What is becoming more apparent is that directors and top management, all very well paid, were living in a fantasy land where they acted as though the era of soaring fees and uninterrupted success would continue indefinitely. They chose to see only what they wanted and never contemplated the prospect that reality might hold a more dismal scenario. It was a time of deafening party making where the voices of reason and prudence, if they were invited to the occasion at all, were completely drowned out in the giddy bonus-popping euphoria of the modern Gilded Age’s newest members. Care about risk was not permitted to intrude upon the holiday from reality many boards chose to take on Wall Street and elsewhere in the years leading up to the subprime cataclysm. Like the Enron-type upheavals and accounting frauds that produced the most comprehensive reforms in securities law since the 1930s, the subprime debacle reveals serious shortcomings in boardroom culture and in the way directors are supposed to work.
Simply put, the credit crisis of 2008 can be traced to a complete failure of corporate governance. Others contributed speaking (or non-speaking, as the case may be) parts to the calamity, including sleeping regulators and conflicted rating agencies. But it was the boardroom that played the leading role in this unsettling drama, where the consequences when directors fail to direct were reprised in high definition, even while the scandals of the past were fresh in their minds.
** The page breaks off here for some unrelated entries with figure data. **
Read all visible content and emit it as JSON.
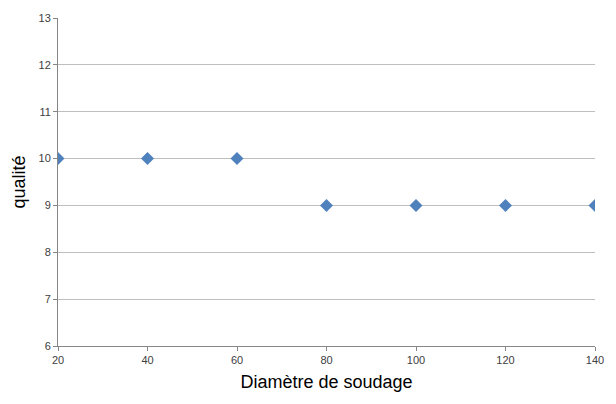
{
  "chart_data": {
    "type": "scatter",
    "x_label": "Diamètre de soudage",
    "y_label": "qualité",
    "x": [
      20,
      40,
      60,
      80,
      100,
      120,
      140
    ],
    "values": [
      10,
      10,
      10,
      9,
      9,
      9,
      9
    ],
    "color": "#4f81bd",
    "marker": "diamond",
    "xlim": [
      20,
      140
    ],
    "xticks": [
      20,
      40,
      60,
      80,
      100,
      120,
      140
    ],
    "ylim": [
      6,
      13
    ],
    "yticks": [
      6,
      7,
      8,
      9,
      10,
      11,
      12,
      13
    ],
    "grid": true
  }
}
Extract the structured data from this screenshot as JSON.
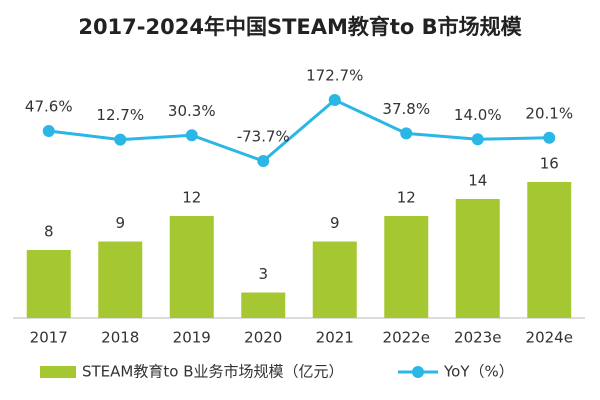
{
  "chart_data": {
    "type": "bar",
    "title": "2017-2024年中国STEAM教育to B市场规模",
    "categories": [
      "2017",
      "2018",
      "2019",
      "2020",
      "2021",
      "2022e",
      "2023e",
      "2024e"
    ],
    "series": [
      {
        "name": "STEAM教育to B业务市场规模（亿元）",
        "color": "#a5c832",
        "values": [
          8,
          9,
          12,
          3,
          9,
          12,
          14,
          16
        ]
      },
      {
        "name": "YoY（%）",
        "type": "line",
        "axis": "y2",
        "color": "#2bb7e6",
        "values": [
          47.6,
          12.7,
          30.3,
          -73.7,
          172.7,
          37.8,
          14.0,
          20.1
        ],
        "value_labels": [
          "47.6%",
          "12.7%",
          "30.3%",
          "-73.7%",
          "172.7%",
          "37.8%",
          "14.0%",
          "20.1%"
        ]
      }
    ],
    "ylim": [
      0,
      32
    ],
    "y2lim": [
      -708,
      391
    ],
    "legend": "bottom"
  }
}
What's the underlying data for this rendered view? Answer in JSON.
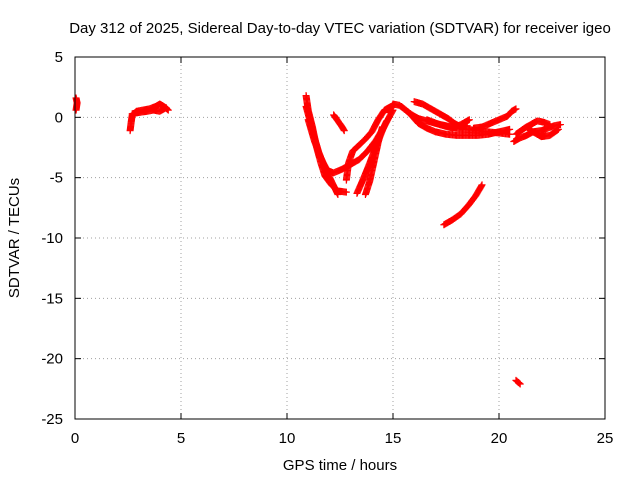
{
  "chart_data": {
    "type": "scatter",
    "title": "Day 312 of 2025, Sidereal Day-to-day VTEC variation (SDTVAR) for receiver igeo",
    "xlabel": "GPS time / hours",
    "ylabel": "SDTVAR / TECUs",
    "xlim": [
      0,
      25
    ],
    "ylim": [
      -25,
      5
    ],
    "xticks": [
      0,
      5,
      10,
      15,
      20,
      25
    ],
    "yticks": [
      5,
      0,
      -5,
      -10,
      -15,
      -20,
      -25
    ],
    "grid": true,
    "marker": "+",
    "series": [
      {
        "name": "SDTVAR",
        "color": "#ff0000",
        "segments": [
          [
            [
              0.05,
              1.6
            ],
            [
              0.1,
              1.2
            ],
            [
              0.05,
              0.6
            ]
          ],
          [
            [
              2.6,
              -1.1
            ],
            [
              2.65,
              -0.4
            ],
            [
              2.7,
              0.2
            ],
            [
              2.9,
              0.5
            ],
            [
              3.2,
              0.6
            ],
            [
              3.5,
              0.7
            ],
            [
              3.8,
              0.9
            ],
            [
              4.0,
              1.1
            ],
            [
              4.2,
              0.9
            ],
            [
              4.4,
              0.6
            ]
          ],
          [
            [
              2.7,
              0.3
            ],
            [
              3.0,
              0.4
            ],
            [
              3.4,
              0.5
            ],
            [
              3.7,
              0.6
            ],
            [
              4.0,
              0.5
            ],
            [
              4.3,
              0.8
            ]
          ],
          [
            [
              10.9,
              1.8
            ],
            [
              11.0,
              0.6
            ],
            [
              11.2,
              -0.8
            ],
            [
              11.4,
              -2.5
            ],
            [
              11.6,
              -3.8
            ],
            [
              11.8,
              -4.9
            ],
            [
              12.1,
              -5.6
            ],
            [
              12.4,
              -6.1
            ],
            [
              12.8,
              -6.2
            ]
          ],
          [
            [
              10.9,
              0.9
            ],
            [
              11.1,
              -0.4
            ],
            [
              11.3,
              -1.7
            ],
            [
              11.5,
              -2.9
            ],
            [
              11.8,
              -4.2
            ],
            [
              12.1,
              -5.3
            ],
            [
              12.4,
              -6.4
            ]
          ],
          [
            [
              11.0,
              -0.2
            ],
            [
              11.3,
              -2.0
            ],
            [
              11.6,
              -3.4
            ],
            [
              11.9,
              -4.4
            ],
            [
              12.2,
              -4.6
            ],
            [
              12.6,
              -4.3
            ],
            [
              13.0,
              -3.9
            ],
            [
              13.4,
              -3.5
            ],
            [
              13.8,
              -2.8
            ],
            [
              14.2,
              -1.9
            ],
            [
              14.6,
              -0.7
            ],
            [
              15.0,
              0.6
            ]
          ],
          [
            [
              12.2,
              0.2
            ],
            [
              12.4,
              -0.3
            ],
            [
              12.6,
              -0.8
            ],
            [
              12.7,
              -1.1
            ]
          ],
          [
            [
              12.8,
              -5.2
            ],
            [
              12.9,
              -3.8
            ],
            [
              13.1,
              -2.8
            ],
            [
              13.4,
              -2.3
            ],
            [
              13.7,
              -1.8
            ],
            [
              14.0,
              -1.2
            ],
            [
              14.3,
              -0.2
            ],
            [
              14.6,
              0.6
            ],
            [
              14.9,
              0.9
            ]
          ],
          [
            [
              13.3,
              -6.3
            ],
            [
              13.6,
              -5.1
            ],
            [
              13.9,
              -3.8
            ],
            [
              14.2,
              -2.4
            ],
            [
              14.5,
              -1.1
            ],
            [
              14.7,
              -0.3
            ]
          ],
          [
            [
              13.7,
              -6.4
            ],
            [
              13.9,
              -5.3
            ],
            [
              14.1,
              -3.7
            ],
            [
              14.3,
              -2.1
            ],
            [
              14.5,
              -0.8
            ]
          ],
          [
            [
              14.8,
              0.4
            ],
            [
              15.0,
              1.1
            ],
            [
              15.3,
              1.0
            ],
            [
              15.6,
              0.6
            ],
            [
              15.9,
              0.2
            ],
            [
              16.2,
              -0.1
            ],
            [
              16.6,
              -0.3
            ],
            [
              17.0,
              -0.5
            ],
            [
              17.5,
              -0.7
            ],
            [
              18.0,
              -0.9
            ],
            [
              18.5,
              -1.0
            ],
            [
              19.0,
              -1.1
            ],
            [
              19.5,
              -1.2
            ],
            [
              20.0,
              -1.3
            ],
            [
              20.5,
              -1.4
            ]
          ],
          [
            [
              15.4,
              0.9
            ],
            [
              15.8,
              0.3
            ],
            [
              16.2,
              -0.5
            ],
            [
              16.6,
              -0.9
            ],
            [
              17.0,
              -1.2
            ],
            [
              17.5,
              -1.4
            ],
            [
              18.0,
              -1.5
            ],
            [
              18.5,
              -1.5
            ],
            [
              19.0,
              -1.5
            ],
            [
              19.5,
              -1.4
            ],
            [
              20.0,
              -1.2
            ],
            [
              20.5,
              -1.0
            ]
          ],
          [
            [
              16.0,
              1.3
            ],
            [
              16.4,
              1.1
            ],
            [
              16.8,
              0.7
            ],
            [
              17.2,
              0.3
            ],
            [
              17.6,
              -0.1
            ],
            [
              17.9,
              -0.5
            ],
            [
              18.2,
              -0.8
            ],
            [
              18.5,
              -0.7
            ]
          ],
          [
            [
              16.6,
              -0.2
            ],
            [
              17.2,
              -0.6
            ],
            [
              17.8,
              -0.9
            ],
            [
              18.2,
              -0.6
            ],
            [
              18.6,
              -0.2
            ]
          ],
          [
            [
              18.8,
              -0.9
            ],
            [
              19.2,
              -0.8
            ],
            [
              19.6,
              -0.5
            ],
            [
              20.0,
              -0.2
            ],
            [
              20.4,
              0.1
            ],
            [
              20.6,
              0.5
            ],
            [
              20.8,
              0.7
            ]
          ],
          [
            [
              17.4,
              -8.9
            ],
            [
              17.8,
              -8.5
            ],
            [
              18.2,
              -8.0
            ],
            [
              18.6,
              -7.2
            ],
            [
              18.9,
              -6.5
            ],
            [
              19.2,
              -5.6
            ]
          ],
          [
            [
              20.7,
              -2.0
            ],
            [
              21.0,
              -1.7
            ],
            [
              21.3,
              -1.5
            ],
            [
              21.6,
              -1.2
            ],
            [
              22.0,
              -1.1
            ],
            [
              22.3,
              -0.9
            ],
            [
              22.6,
              -0.7
            ],
            [
              22.9,
              -0.6
            ]
          ],
          [
            [
              20.8,
              -1.4
            ],
            [
              21.2,
              -0.9
            ],
            [
              21.5,
              -0.6
            ],
            [
              21.8,
              -0.3
            ],
            [
              22.1,
              -0.4
            ],
            [
              22.4,
              -0.6
            ]
          ],
          [
            [
              21.3,
              -0.8
            ],
            [
              21.6,
              -1.2
            ],
            [
              22.0,
              -1.6
            ],
            [
              22.4,
              -1.5
            ],
            [
              22.8,
              -1.0
            ]
          ],
          [
            [
              20.8,
              -21.8
            ],
            [
              21.0,
              -22.1
            ]
          ]
        ]
      }
    ]
  }
}
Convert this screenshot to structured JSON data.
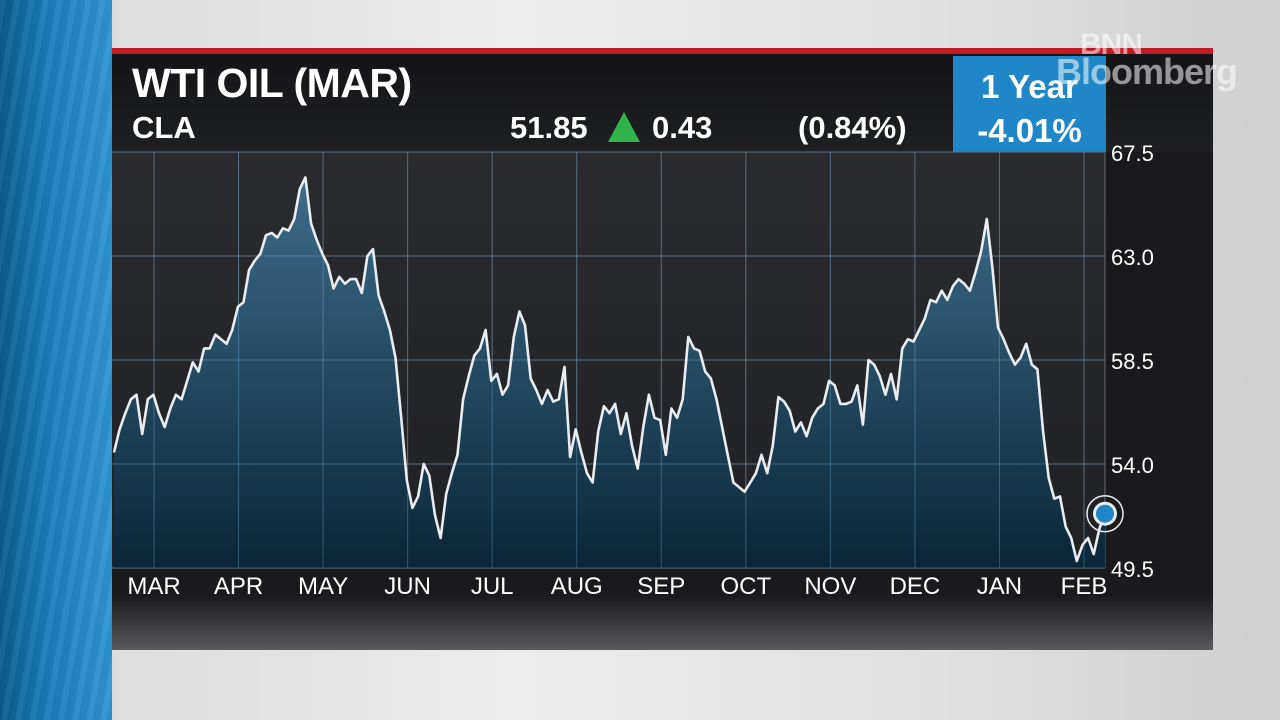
{
  "header": {
    "title": "WTI OIL (MAR)",
    "ticker": "CLA",
    "price": "51.85",
    "change": "0.43",
    "change_pct": "(0.84%)",
    "direction": "up",
    "period_label": "1 Year",
    "period_change": "-4.01%"
  },
  "watermark": {
    "line1": "BNN",
    "line2": "Bloomberg"
  },
  "colors": {
    "accent_red": "#c01a24",
    "up_green": "#2fb34a",
    "period_blue": "#1f87c7",
    "line": "#e9edf1",
    "area_top": "#3f6f8e",
    "area_bottom": "#0a2638"
  },
  "chart_data": {
    "type": "area",
    "title": "WTI OIL (MAR)",
    "xlabel": "",
    "ylabel": "",
    "x_ticks": [
      "MAR",
      "APR",
      "MAY",
      "JUN",
      "JUL",
      "AUG",
      "SEP",
      "OCT",
      "NOV",
      "DEC",
      "JAN",
      "FEB"
    ],
    "y_ticks": [
      "67.5",
      "63.0",
      "58.5",
      "54.0",
      "49.5"
    ],
    "ylim": [
      49.5,
      67.5
    ],
    "y_axis_side": "right",
    "grid": true,
    "last_value": 51.85,
    "series": [
      {
        "values": [
          54.5,
          55.5,
          56.2,
          56.8,
          57.0,
          55.3,
          56.8,
          57.0,
          56.2,
          55.6,
          56.4,
          57.0,
          56.8,
          57.6,
          58.4,
          58.0,
          59.0,
          59.0,
          59.6,
          59.4,
          59.2,
          59.8,
          60.8,
          61.0,
          62.4,
          62.8,
          63.1,
          63.9,
          64.0,
          63.8,
          64.2,
          64.1,
          64.6,
          65.9,
          66.4,
          64.4,
          63.7,
          63.1,
          62.6,
          61.6,
          62.1,
          61.8,
          62.0,
          62.0,
          61.4,
          63.0,
          63.3,
          61.3,
          60.6,
          59.8,
          58.6,
          56.0,
          53.3,
          52.1,
          52.6,
          54.0,
          53.5,
          51.8,
          50.8,
          52.7,
          53.6,
          54.4,
          56.8,
          57.8,
          58.7,
          59.0,
          59.8,
          57.6,
          57.9,
          57.0,
          57.4,
          59.5,
          60.6,
          60.0,
          57.7,
          57.2,
          56.6,
          57.2,
          56.7,
          56.8,
          58.2,
          54.3,
          55.5,
          54.5,
          53.6,
          53.2,
          55.4,
          56.5,
          56.2,
          56.6,
          55.3,
          56.2,
          54.8,
          53.8,
          55.6,
          57.0,
          56.0,
          55.9,
          54.4,
          56.4,
          56.0,
          56.8,
          59.5,
          59.0,
          58.9,
          58.0,
          57.7,
          56.8,
          55.6,
          54.4,
          53.2,
          53.0,
          52.8,
          53.2,
          53.6,
          54.4,
          53.6,
          54.8,
          56.9,
          56.7,
          56.3,
          55.4,
          55.8,
          55.2,
          56.0,
          56.4,
          56.6,
          57.6,
          57.4,
          56.6,
          56.6,
          56.7,
          57.4,
          55.7,
          58.5,
          58.3,
          57.8,
          57.0,
          57.9,
          56.8,
          59.0,
          59.4,
          59.3,
          59.8,
          60.3,
          61.1,
          61.0,
          61.5,
          61.1,
          61.7,
          62.0,
          61.8,
          61.5,
          62.3,
          63.2,
          64.6,
          62.5,
          59.9,
          59.4,
          58.8,
          58.3,
          58.6,
          59.2,
          58.3,
          58.1,
          55.4,
          53.4,
          52.5,
          52.6,
          51.3,
          50.8,
          49.8,
          50.5,
          50.8,
          50.1,
          51.2,
          51.85
        ]
      }
    ]
  }
}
It was a time of excess at every level of the corporate enterprise -except in sound thinking and common sense in the oversight of risk, in vision for looming hazards, and in CEO compensation tied to reason instead of the unsustainable illusion of growing subprime fees. Once again, the safeguards and governance tools that could have protected these companies -and, ultimately, the health of the financial system- from what is fast becoming the worst economic crisis since the Great Depression were the Rodney Dangerfield of the modern banking boardroom.
They just didn’t get any respect.
From the April 1st news ticker: UBS…global wealth managers…announces $19 billion write-down…bringing total write-downs to $33 billion since October 2007…changing business to global wealth destroyers…more impressive track record plus lots of core experience. After all, any business can lose a few million now and then. It takes a special talent to lose $33 billion in less than six months.